IC: I don't know if I would call it a fight, but about a month into our relationship, we had talked about hanging out, but then he said he had to finish up some work and would come over after. Later, though, he texted me that he was going to Macy’s with his roommate. I was annoyed. We didn’t really fight, though. Even to this day, we haven't really had a proper fight. We have conversations about how we are feeling, then work it out before it becomes a fight.
What's your favorite underrated thing about each other?
RM: I can’t help but smile when I hear her voice.
IC: He opens the car door for me every single time. Even if I’m driving, he’ll walk around to open it for me. Besides that, I love the way he says, “Mhm, mhm,” when he listens to me talk and doesn’t know what to say. It’s his way of making sure I know he’s listening, even when I’m talking about something random like musical theater or cats.
What was the last thing you texted about?
IC: It was about a haircut I’m getting on Saturday.
RM: She sent me a link about hikes we could potentially do.
How often do you text throughout the day?
IC: When we’re both at work, we don’t talk much except for maybe a check-in once a day. I always call him after work, though.
RM: We text at least once a day.
Do you know if you are astrologically compatible? Do you care?
RM: We looked this up together once and found we are very compatible. I’m not someone who takes these compatibility articles seriously, but our compatibility appears to be spot on.
IC: Honestly, I don't know and I don't think I care. All I care about is if we think we are compatible and if we love each other, which we do.
Which TV show do you marathon together?
IC: We constantly watch reruns of The Office.
RM: We watch a few things together: The Mandalorian, The Office, any cooking/baking/interior design show.
What was your favorite date you’ve ever been on?
RM: My favorite date we’ve been on was our day trip to San Clemente — being able to walk across the beach with our feet in the water, getting to know one another. It was the start of a wonderful thing.
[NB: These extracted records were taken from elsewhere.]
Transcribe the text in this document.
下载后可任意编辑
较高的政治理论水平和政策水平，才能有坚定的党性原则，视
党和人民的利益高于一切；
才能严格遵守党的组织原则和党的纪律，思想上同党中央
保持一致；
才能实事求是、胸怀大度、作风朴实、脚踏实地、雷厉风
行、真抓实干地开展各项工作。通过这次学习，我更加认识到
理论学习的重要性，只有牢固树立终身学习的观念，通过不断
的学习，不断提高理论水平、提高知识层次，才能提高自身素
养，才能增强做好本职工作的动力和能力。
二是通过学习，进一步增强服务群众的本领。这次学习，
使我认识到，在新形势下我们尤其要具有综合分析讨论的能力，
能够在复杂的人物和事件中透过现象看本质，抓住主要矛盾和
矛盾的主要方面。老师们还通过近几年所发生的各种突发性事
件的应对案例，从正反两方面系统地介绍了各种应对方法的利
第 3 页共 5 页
IC: Last weekend, we walked through some super fancy neighborhoods and talked about our future home and picked out the houses we would live in. Then, we walked along the beach and played in the water and just enjoyed each other in the sunshine. It was a really simple activity, but it made me feel so grateful for him.
What's one word to describe your sex life?
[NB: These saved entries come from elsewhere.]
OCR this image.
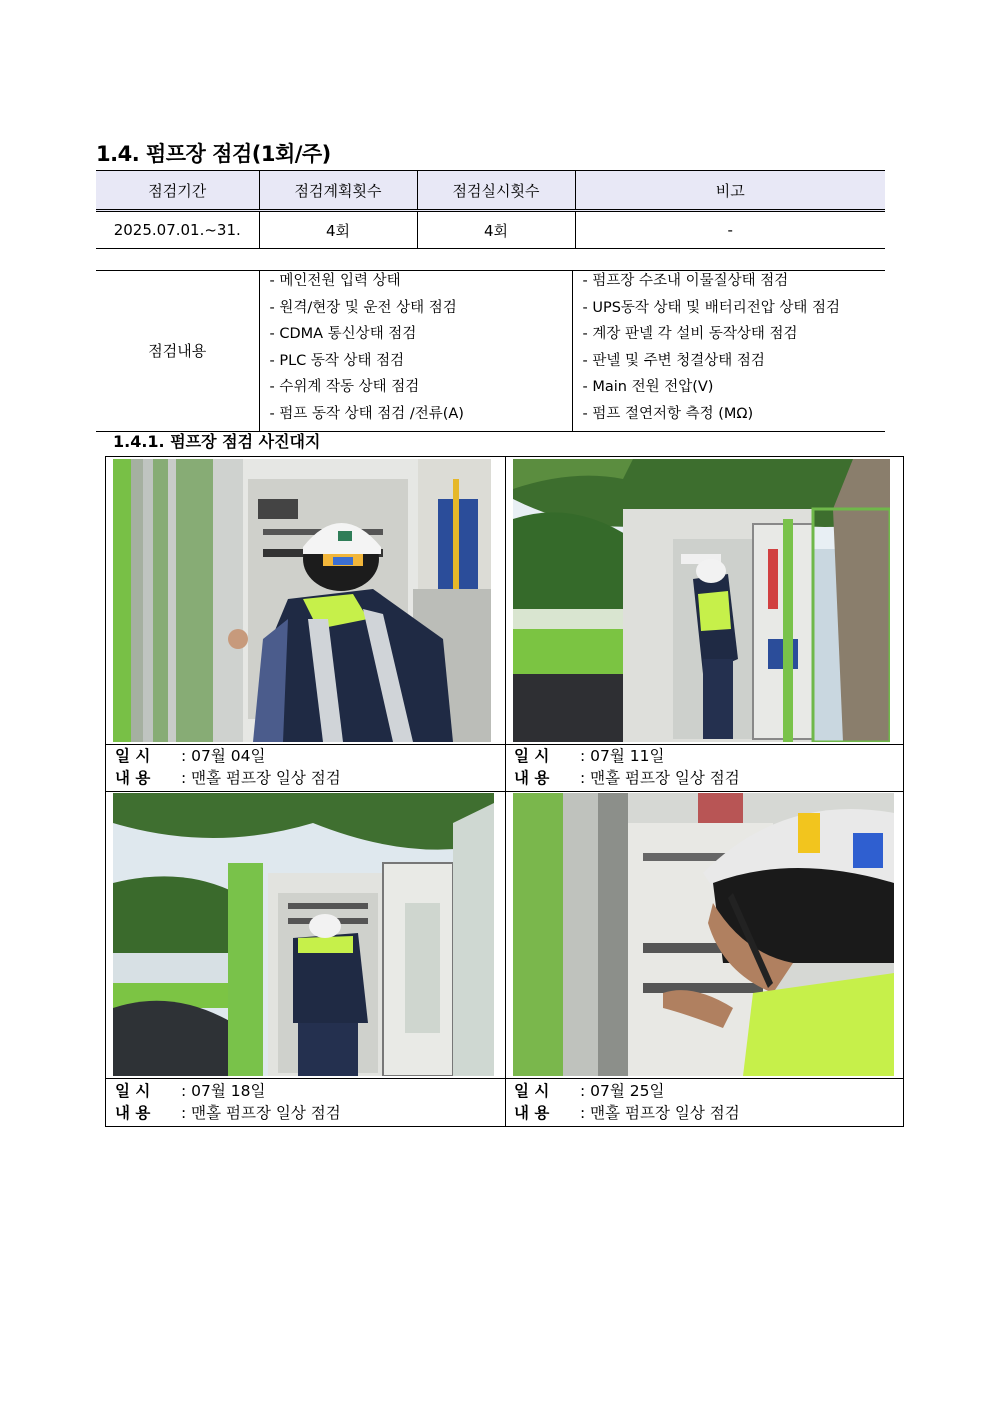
1.4. 펌프장 점검(1회/주)
점검기간	점검계획횟수	점검실시횟수	비고
2025.07.01.~31.	4회	4회	-
점검내용	
- 메인전원 입력 상태
- 원격/현장 및 운전 상태 점검
- CDMA 통신상태 점검
- PLC 동작 상태 점검
- 수위계 작동 상태 점검
- 펌프 동작 상태 점검 /전류(A)

- 펌프장 수조내 이물질상태 점검
- UPS동작 상태 및 배터리전압 상태 점검
- 계장 판넬 각 설비 동작상태 점검
- 판넬 및 주변 청결상태 점검
- Main 전원 전압(V)
- 펌프 절연저항 측정 (MΩ)
1.4.1. 펌프장 점검 사진대지
일 시 : 07월 04일
내 용 : 맨홀 펌프장 일상 점검
일 시 : 07월 11일
내 용 : 맨홀 펌프장 일상 점검
일 시 : 07월 18일
내 용 : 맨홀 펌프장 일상 점검
일 시 : 07월 25일
내 용 : 맨홀 펌프장 일상 점검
Why do you think your relationship works?
IC: We share some very important values: loyalty, respect, compassion. The respect for the other person comes first and we are both constantly making sure the other is happy and satisfied.
RM: We’re both pretty accepting and compassionate. We both care about the other person’s wants and needs, and we’re not afraid to communicate our own wants and needs.
What’s the biggest lesson you’ve learned from each other?
IC: I've learned I need to chill the eff out and slow down. He was born and raised in California, so his way of life is very different from the one I grew up with in New York. Here, you take things as they come every day. I am constantly planning and thinking ahead. He’s taught me to slow down and enjoy the present.
RM: The biggest lesson l’ve learned with Isabel is to not be afraid to open up. She’s an open book.
What’s your best piece of advice for people on dating apps?
IC: Take risks and swipe on people who may not be exactly your type. He was not who I thought I would end up with, just based on his job and life, but I am so glad I took a chance and met him. He is exactly what I didn't know I needed.
RM: Be patient. There will come days when you feel like there’s no one out there for you, but patience is a virtue. The right person will present themselves when you least expect it.